Cette Journée sans voitures, qui s'est tenue le 6 février, comprenait un séminaire international sur la mobilité humaine, organisé par l'ONG Human City Foundation, établie à Bogota, en collaboration avec la municipalité, l'ITDP et la Banque mondiale.

Les 423 participants, au nombre desquels figuraient des maires, des ministres des transports ainsi que des représentants de l'ONU et de la Banque mondiale, ont pu évaluer les initiatives innovantes en circulant à bicyclette et en empruntant le Transmilenio.

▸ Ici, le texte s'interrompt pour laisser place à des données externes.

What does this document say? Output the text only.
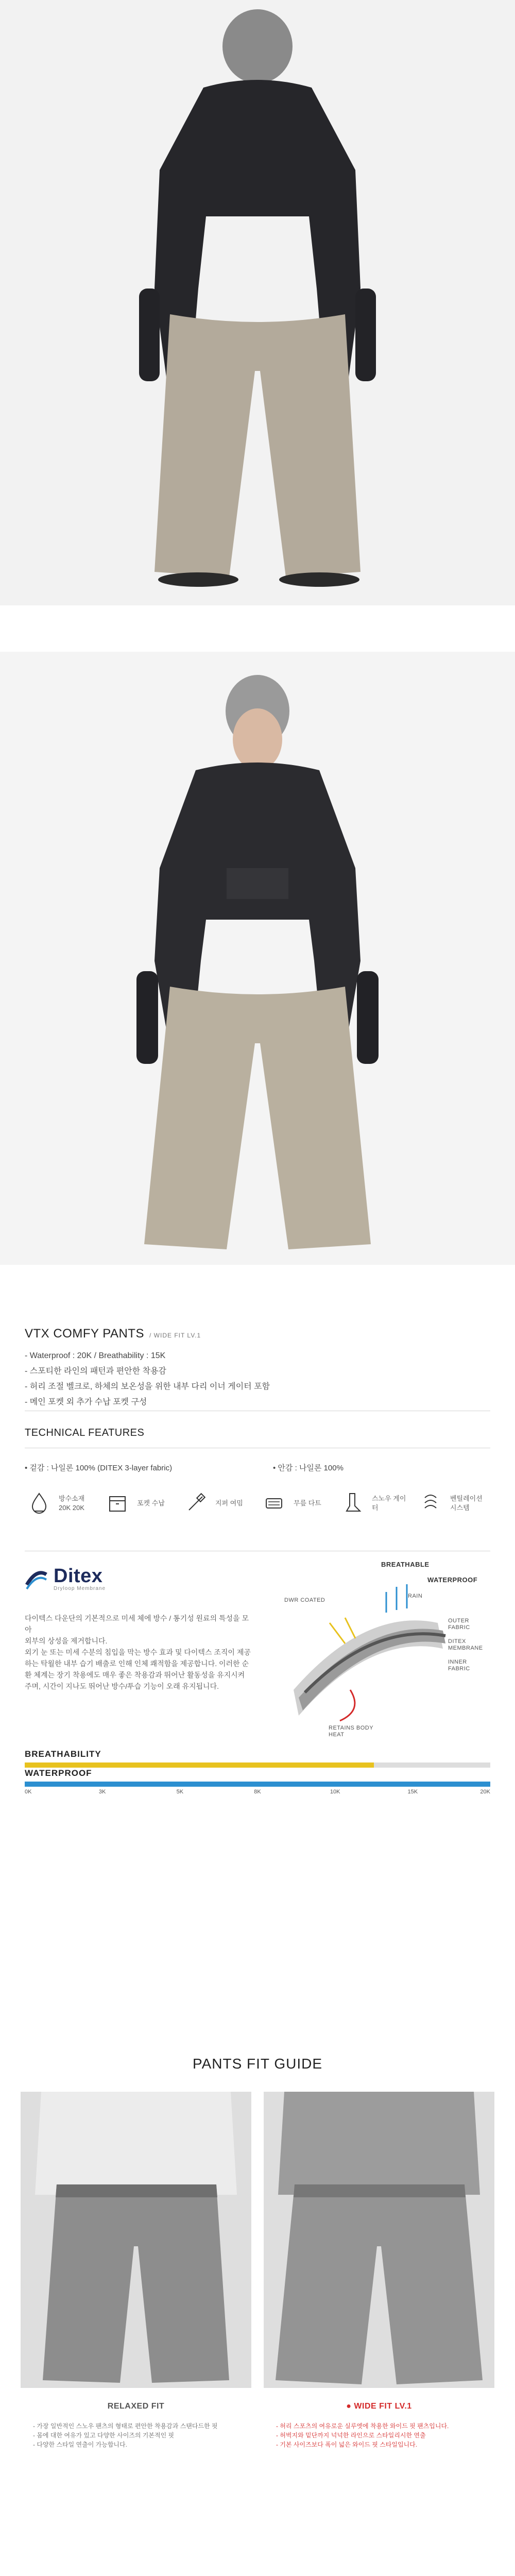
VTX COMFY PANTS / WIDE FIT LV.1
- Waterproof : 20K / Breathability : 15K
- 스포티한 라인의 패턴과 편안한 착용감
- 허리 조절 벨크로, 하체의 보온성을 위한 내부 다리 이너 게이터 포함
- 메인 포켓 외 추가 수납 포켓 구성
TECHNICAL FEATURES
• 겉감 : 나일론 100% (DITEX 3-layer fabric)	• 안감 : 나일론 100%
방수소재 20K 20K
포켓 수납	지퍼 여밈	무릎 다트
스노우 게이터
벤틸레이션 시스템
Ditex
Dryloop Membrane
다이텍스 다운단의 기본적으로 미세 체에 방수 / 통기성 원료의 특성을 모아
외부의 상성을 제거합니다.
외기 눈 또는 미세 수분의 침입을 막는 방수 효과 및 다이텍스 조직이 제공하는 탁월한 내부 습기 배출로 인해 인체 쾌적함을 제공합니다. 이러한 순환 체계는 장기 착용에도 매우 좋은 착용감과 뛰어난 활동성을 유지시켜주며, 시간이 지나도 뛰어난 방수/투습 기능이 오래 유지됩니다.
BREATHABLE
WATERPROOF
RAIN
DWR COATED
OUTER FABRIC
DITEX MEMBRANE
INNER FABRIC
RETAINS BODY HEAT
BREATHABILITY
WATERPROOF
0K	3K	5K	8K	10K	15K	20K
PANTS FIT GUIDE
RELAXED FIT	● WIDE FIT LV.1
- 가장 일반적인 스노우 팬츠의 형태로 편안한 착용감과 스탠다드한 핏
- 몸에 대한 여유가 있고 다양한 사이즈의 기본적인 핏
- 다양한 스타일 연출이 가능합니다.
- 허리 스포츠의 여유로운 실루엣에 착용한 와이드 핏 팬츠입니다.
- 허벅지와 밑단까지 넉넉한 라인으로 스타일리시한 연출
- 기본 사이즈보다 폭이 넓은 와이드 핏 스타일입니다.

La Journée sans voitures, a été l'occasion pour les participants internationaux d'aborder la question des moyens de transport alternatifs. Kleist Sykes, maire de Dar-Es-Salaam, en République unie de Tanzanie, a déclaré : " Tant que nous n'aurons pas un système de transport efficace et fiable, aucun projet de Journée sans voitures ne sera possible dans notre ville. " Paul Guitink de la Banque mondiale a félicité les deux maires de Bogota : " Enrique Peñalosa et [le maire actuel] Antanas Mockus ont montré qu'un leadership fort peut amener des changements importants. " Il a également soutenu la vision de M. Peñalosa : " La présence ici de plus de 30 pays témoigne du fait que les villes peuvent être conçues pour les gens et non pour les voitures. "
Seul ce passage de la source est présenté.